The paper tackles the problem of multi-image super-resolution (MISR) for camera array images, which suffer from degradation and occlusion issues, by proposing a self-supervised learning framework that combines Multi-to-Single and Multi-to-Multi methods and a dual Transformer network, achieving superior results on synthetic and real-world datasets.
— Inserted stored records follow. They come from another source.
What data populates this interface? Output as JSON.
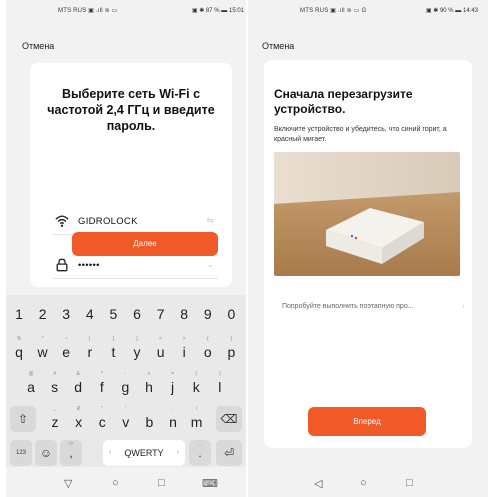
{
  "left": {
    "status": {
      "left": "MTS RUS ▣ .ıll ≋ ▭",
      "right": "▣ ✱ 87 % ▬ 15:01"
    },
    "cancel": "Отмена",
    "title": "Выберите сеть Wi-Fi с частотой 2,4 ГГц и введите пароль.",
    "ssid": "GIDROLOCK",
    "password": "••••••",
    "next_button": "Далее",
    "keyboard": {
      "row1": [
        {
          "k": "1",
          "h": ""
        },
        {
          "k": "2",
          "h": ""
        },
        {
          "k": "3",
          "h": ""
        },
        {
          "k": "4",
          "h": ""
        },
        {
          "k": "5",
          "h": ""
        },
        {
          "k": "6",
          "h": ""
        },
        {
          "k": "7",
          "h": ""
        },
        {
          "k": "8",
          "h": ""
        },
        {
          "k": "9",
          "h": ""
        },
        {
          "k": "0",
          "h": ""
        }
      ],
      "row2": [
        {
          "k": "q",
          "h": "%"
        },
        {
          "k": "w",
          "h": "^"
        },
        {
          "k": "e",
          "h": "~"
        },
        {
          "k": "r",
          "h": "|"
        },
        {
          "k": "t",
          "h": "["
        },
        {
          "k": "y",
          "h": "]"
        },
        {
          "k": "u",
          "h": "<"
        },
        {
          "k": "i",
          "h": ">"
        },
        {
          "k": "o",
          "h": "{"
        },
        {
          "k": "p",
          "h": "}"
        }
      ],
      "row3": [
        {
          "k": "a",
          "h": "@"
        },
        {
          "k": "s",
          "h": "#"
        },
        {
          "k": "d",
          "h": "&"
        },
        {
          "k": "f",
          "h": "*"
        },
        {
          "k": "g",
          "h": "-"
        },
        {
          "k": "h",
          "h": "+"
        },
        {
          "k": "j",
          "h": "="
        },
        {
          "k": "k",
          "h": "("
        },
        {
          "k": "l",
          "h": ")"
        }
      ],
      "row4": [
        {
          "k": "z",
          "h": "_"
        },
        {
          "k": "x",
          "h": "₽"
        },
        {
          "k": "c",
          "h": "\""
        },
        {
          "k": "v",
          "h": "'"
        },
        {
          "k": "b",
          "h": ":"
        },
        {
          "k": "n",
          "h": ";"
        },
        {
          "k": "m",
          "h": "/"
        }
      ],
      "shift": "⇧",
      "backspace": "⌫",
      "numbers_key": "123",
      "emoji_key": "☺",
      "comma_key": ",",
      "comma_hint": "!?",
      "space_label": "QWERTY",
      "space_left": "‹",
      "space_right": "›",
      "period_key": ".",
      "period_hint": "...",
      "enter": "⏎"
    },
    "nav": [
      "▽",
      "○",
      "□",
      "⌨"
    ]
  },
  "right": {
    "status": {
      "left": "MTS RUS ▣ .ıll ≋ ▭ G",
      "right": "▣ ✱ 90 % ▬ 14:43"
    },
    "cancel": "Отмена",
    "title": "Сначала перезагрузите устройство.",
    "description": "Включите устройство и убедитесь, что синий горит, а красный мигает.",
    "try_link": "Попробуйте выполнить поэтапную про...",
    "forward_button": "Вперед",
    "nav": [
      "◁",
      "○",
      "□"
    ]
  }
}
Conventional multi-image super-resolution (MISR) methods, such as burst and video SR, rely on sequential frames from a single camera. Consequently, they suffer from complex image degradation and severe occlusion, increasing the difficulty of accurate image restoration. In contrast, multi-aperture camera-array imaging captures spatially distributed views with sampling offsets forming a stable disk-like distribution, which enhances the non-redundancy of observed data. Existing MISR algorithms fail to fully exploit these unique properties. Supervised MISR methods tend to overfit the degradation patterns in training data, and current self-supervised learning (SSL) techniques struggle to recover fine-grained details. To address these issues, this paper thoroughly investigates the strengths, limitations and applicability boundaries of multi-image-to-single-image (Multi-to-Single) and multi-image-to-multi-image (Multi-to-Multi) SSL methods. We propose the Multi-to-Single-Guided Multi-to-Multi SSL framework that combines the advantages of Multi-to-Single and Multi-to-Multi to generate visually appealing and high-fidelity images rich in texture details. The Multi-to-Single-Guided Multi-to-Multi SSL framework provides a new paradigm for integrating deep neural network with classical physics-based variational methods. To enhance the ability of MISR network to recover high-frequency details from aliased artifacts, this paper proposes a novel camera-array SR network called dual Transformer suitable for SSL. Experiments on synthetic and real-world datasets demonstrate the superiority of the proposed method.